If Raj Rajaratnam's lead lawyer counted on breaking the government's first star witness in his insider-trading trial, John Dowd walked away from the confrontation disappointed.
Anil Kumar, the former Rajaratnam friend and McKinsey & Co. director who claims to have provided confidential information to Rajaratnam, held up well against John Dowd's aggressive attacks.
At one point laughing during his cross-examination, Kumar brushed off Dowd's accusation that his lies were "monstrous" by responding, "I'm not sure what you mean by monstrous. I obeyed the managing partner of Galleon, Mr. Raj Rajaratnam's, instructions."
Dowd focused on the payments Rajaratnam made to Kumar, allegedly for the inside information and which Kumar attributed to his housekeeper to hide the illicit activity.

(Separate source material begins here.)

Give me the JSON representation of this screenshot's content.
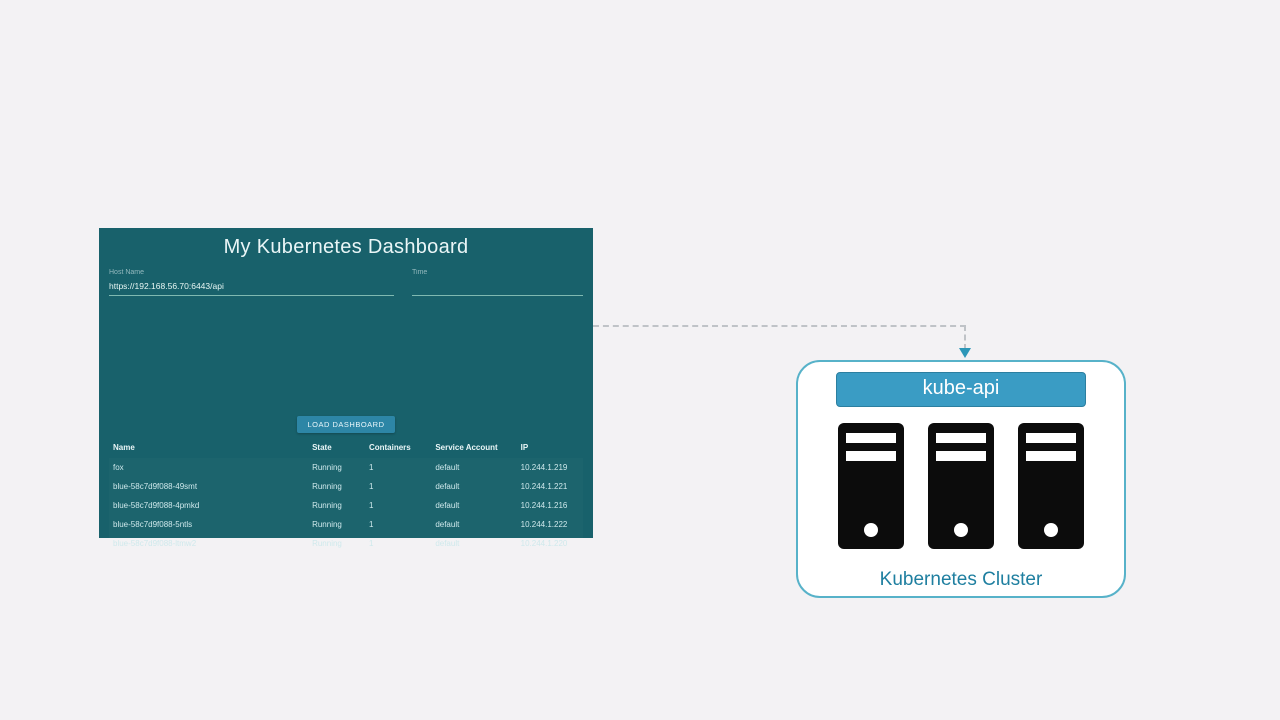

"In fact, they were fraudulent," Dowd insisted. "Is that a question?" Kumar responded.
Kumar also denied that he was lying to "save" his "own skin," when Dowd asked, "It's important that you testify in this court to make Mr. Streeter," the lead prosecutor, "happy, correct?"
"Wrong," Kumar shot back.
"You made up a story to please the government, to put the blame on Raj," Dowd accused. "That it's all a lie, a monstrous lie. Isn't that a fact, sir?"
"I hope that this court will decide who's lying and who is not, sir," Kumar retorted.
Earlier in the day, Kumar finished his three days of direct examination by Streeter, telling the jury that he suspected another alleged tipster was cooperating with the government and that he feared they were closing in. Kumar also testified that Rajaratnam instructed him to "use pre-paid cell phones" when he called him.
Kumar said the two discussed the matter in Miami Beach, Fla., just days before their arrests in 2009. He said Rajaratnam turned to him while they were sitting on the beach and said, "You know, Anil, I'm told there's a gentleman who used to work for me and now he's wearing a wire." When Kumar asked who, Rajaratnam named Ali Far, a cooperating witness in the case.
Far is also the co-founder of hedge fund Spherix Capital. The other co-founder, former SAC Capital Advisers manager Richard Choo-Beng Lee, is also cooperated and has also pleaded guilty.
But even while they talked about Far's alleged betrayal, Rajaratnam continued to trade in confidential information, Kumar said. At one point during their beachfront talk, Rajaratnam walked away to take a phone call. When he returned, he allegedly told Kumar, "I just got a call. Cisco is buying a company called Starent" Networks Corp.
Jurors also heard, for the first time, the voice of former McKinsey & Co. chief Rajat Gupta, accused of passing Rajaratnam tips about Goldman Sachs and Procter & Gamble, two companies on whose board he said. Gupta, who has denied wrongdoing, had said that the government did not have any incriminating wiretaps of his conversations with the Galleon founder.
On the tape played yesterday, Gupta is heard telling Rajaratnam about things discussed at a Goldman board meeting, including the purchase of a retail bank, possibly Wachovia Corp., and troubled insurance giant AIG.
"There was a big discussion at the board meeting," Gupta says on the July 29, 2008, call. "It was a, uh, divided discussion" with most of the board opposed to going into commercial banking. Goldman never did so.